Security Heartbeat
Security Heartbeat is a feature that allows endpoints and firewalls to communicate their health status with each other.
This topic covers details about how it works, its different health statuses, and what they mean.
Communication channel
Endpoints and Sophos Firewall communicate through an encrypted TLS connection over the IP address 52.5.76.173
on port 8347.
Identification of endpoints
Each endpoint receives a certificate from Sophos Central. Sophos Central shares those certificates with Sophos Firewall so that Sophos Firewall can associate an endpoint with a specific organization. Sophos Firewall only establishes connections with those endpoints it has certificates for.
Information exchange
- When an endpoint connects to Sophos Firewall for the first time, it sends the details of its current health status, network interfaces, and signed-in users.
- Endpoints send a heartbeat (their health status) to Sophos Firewall every 15 seconds.
- Sophos Firewall sends a list of endpoints whose health status is red (at risk) or yellow (warning) every second heartbeat, every 30 seconds.
Missing heartbeat
Sophos Firewall logs a heartbeat as missing when it doesn’t receive three consecutive heartbeats from an endpoint that continues to send network traffic. When the endpoint sends the heartbeat again, Sophos Firewall considers it active. The MAC address of an endpoint determines a missing heartbeat, and all interfaces are taken into account.
To avoid frequent and misleading notifications about endpoints going into a missing heartbeat status after intentional actions, such as include power off, suspend, hibernate, or moving to a different network adapter, you can customize the heartbeat detection behavior. The customization options are as follows:
- Increase the default timeout for missing heartbeat detection: The default timeout between the last received security heartbeat messages and moving the endpoint into a missing heartbeat status when still detecting network activity of the endpoint is set to 60 seconds. In some cases, when switching between network adapters, specifically when switching from a wired to a wireless connection, this timeout can be too short.
- Delay sending Missing Heartbeat status to Sophos Central: By default, Sophos Firewall directly sends information to Sophos Central about an endpoint going into the missing heartbeat status. missing heartbeat status.
Note
Using these options may delay missing heartbeat notifications that you want to receive.
Note
When you add a firewall rule, if you select Block clients with no heartbeat and add a web exception for policy checks under Web > Exceptions, web requests aren't blocked.
Green heartbeat status
A green heartbeat status requires no action and means that:
- Sophos security software is working correctly.
- No active malware is detected.
- No inactive malware is detected.
- No potentially unwanted application is detected.
Yellow heartbeat status
Typical reasons for a yellow status are:
- A newly installed PUA (potentially unwanted application).
- Twenty-four hours since the last signature update.

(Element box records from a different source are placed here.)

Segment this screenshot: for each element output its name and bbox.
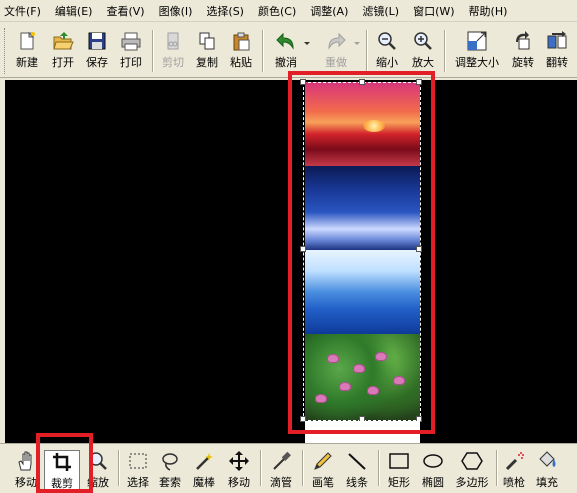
menu-window[interactable]: 窗口(W) <box>413 3 454 19</box>
toolbar-separator <box>152 30 154 72</box>
toolbar-grip[interactable] <box>4 28 7 74</box>
highlight-box-image <box>288 71 435 434</box>
zoom-out-button[interactable]: 缩小 <box>372 30 402 74</box>
cut-icon <box>162 30 184 52</box>
rotate-icon <box>512 30 534 52</box>
hand-icon <box>15 450 37 472</box>
toolbar-separator <box>378 450 380 486</box>
open-folder-icon <box>52 30 74 52</box>
toolbar-separator <box>302 450 304 486</box>
zoom-out-icon <box>376 30 398 52</box>
printer-icon <box>120 30 142 52</box>
toolbar-separator <box>260 450 262 486</box>
save-button[interactable]: 保存 <box>82 30 112 74</box>
print-button[interactable]: 打印 <box>116 30 146 74</box>
canvas-edge <box>563 80 577 443</box>
toolbar-separator <box>496 450 498 486</box>
menu-adjust[interactable]: 调整(A) <box>310 3 348 19</box>
paint-bucket-icon <box>536 450 558 472</box>
redo-arrow-icon <box>325 30 347 52</box>
zoom-in-button[interactable]: 放大 <box>408 30 438 74</box>
floppy-disk-icon <box>86 30 108 52</box>
menu-color[interactable]: 颜色(C) <box>258 3 296 19</box>
brush-tool-button[interactable]: 画笔 <box>308 450 338 490</box>
marquee-icon <box>127 450 149 472</box>
toolbar-separator <box>366 30 368 72</box>
lasso-tool-button[interactable]: 套索 <box>156 450 184 490</box>
resize-button[interactable]: 调整大小 <box>450 30 504 74</box>
toolbar-separator <box>444 30 446 72</box>
magic-wand-icon <box>193 450 215 472</box>
fill-tool-button[interactable]: 填充 <box>532 450 562 490</box>
pencil-icon <box>312 450 334 472</box>
flip-icon <box>546 30 568 52</box>
menu-file[interactable]: 文件(F) <box>4 3 41 19</box>
lasso-icon <box>159 450 181 472</box>
copy-icon <box>196 30 218 52</box>
spray-tool-button[interactable]: 喷枪 <box>500 450 528 490</box>
open-button[interactable]: 打开 <box>48 30 78 74</box>
toolbar-separator <box>118 450 120 486</box>
menu-image[interactable]: 图像(I) <box>159 3 193 19</box>
zoom-in-icon <box>412 30 434 52</box>
menu-filter[interactable]: 滤镜(L) <box>362 3 399 19</box>
rotate-button[interactable]: 旋转 <box>508 30 538 74</box>
menu-help[interactable]: 帮助(H) <box>469 3 508 19</box>
magic-wand-tool-button[interactable]: 魔棒 <box>190 450 218 490</box>
eyedropper-tool-button[interactable]: 滴管 <box>266 450 296 490</box>
undo-button[interactable]: 撤消 <box>268 30 304 74</box>
highlight-box-crop-tool <box>36 433 93 493</box>
new-file-icon <box>16 30 38 52</box>
move-arrows-icon <box>228 450 250 472</box>
rectangle-tool-button[interactable]: 矩形 <box>384 450 414 490</box>
line-icon <box>346 450 368 472</box>
paste-button[interactable]: 粘贴 <box>226 30 256 74</box>
chevron-down-icon <box>354 30 360 52</box>
chevron-down-icon <box>304 30 310 52</box>
select-tool-button[interactable]: 选择 <box>124 450 152 490</box>
resize-icon <box>466 30 488 52</box>
polygon-tool-button[interactable]: 多边形 <box>452 450 492 490</box>
main-toolbar: 新建 打开 保存 打印 剪切 复制 粘贴 撤消 重做 缩小 放大 调整大小 旋转… <box>0 24 577 78</box>
copy-button[interactable]: 复制 <box>192 30 222 74</box>
menu-bar: 文件(F) 编辑(E) 查看(V) 图像(I) 选择(S) 颜色(C) 调整(A… <box>0 0 577 22</box>
undo-dropdown[interactable] <box>304 30 310 74</box>
cut-button[interactable]: 剪切 <box>158 30 188 74</box>
ellipse-tool-button[interactable]: 椭圆 <box>418 450 448 490</box>
move-tool-button[interactable]: 移动 <box>224 450 254 490</box>
undo-arrow-icon <box>275 30 297 52</box>
airbrush-icon <box>503 450 525 472</box>
flip-button[interactable]: 翻转 <box>542 30 572 74</box>
new-button[interactable]: 新建 <box>12 30 42 74</box>
paste-icon <box>230 30 252 52</box>
toolbar-separator <box>262 30 264 72</box>
rectangle-icon <box>388 450 410 472</box>
hexagon-icon <box>461 450 483 472</box>
menu-view[interactable]: 查看(V) <box>106 3 144 19</box>
redo-button[interactable]: 重做 <box>318 30 354 74</box>
menu-edit[interactable]: 编辑(E) <box>55 3 93 19</box>
line-tool-button[interactable]: 线条 <box>342 450 372 490</box>
redo-dropdown[interactable] <box>354 30 360 74</box>
menu-select[interactable]: 选择(S) <box>206 3 244 19</box>
eyedropper-icon <box>270 450 292 472</box>
ellipse-icon <box>422 450 444 472</box>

- Inactive malware is detected.
- A potentially unwanted application is detected.
Usually, it's temporary, and no action is required. However, you can choose to take action when a PUA or malware is detected.
Red heartbeat status
A red status requires action. A typical reason is that active malware has been detected and couldn’t be automatically removed.
You should take action if one or more of the following issues occur:
- Active malware is detected.
- Running malware is detected.
- Malicious network traffic is detected. This traffic might lead to a command-and-control server involved in a botnet or other malware attack.
- Communication sent to a known bad host is detected. This is based on the IP address or DNS resolution.
- Malware wasn't removed.
- Sophos security software isn't working correctly.
Source heartbeat and destination heartbeat
Source and destination heartbeats define the minimum required heartbeat from the source and destination, respectively. These can be found under the respective firewall rule.
Protection based on health status (lateral movement protection)
Endpoints communicate with another endpoint based on its health status and the policy specified in Sophos Central. For example, if an endpoint has a red health status and there’s a corresponding policy defined, other endpoints would stop communicating with that endpoint.
Sophos Firewall will handle this communication between endpoints. It acts as a MAC layer two proxy to tell each endpoint within the same broadcast domain the MAC and health status of all other endpoints.
Tap mode and Security Heartbeat
For Security Heartbeat to work in tap mode, you must have at least one interface configured within the LAN Zone regularly connected to the network and whose address can be reached from the endpoints. The IP addresses of all interfaces within the LAN zone are transmitted to Sophos Central and further to the endpoints. Endpoints, in turn, try to connect to one of the LAN zone IP addresses to send their Security Heartbeat messages to.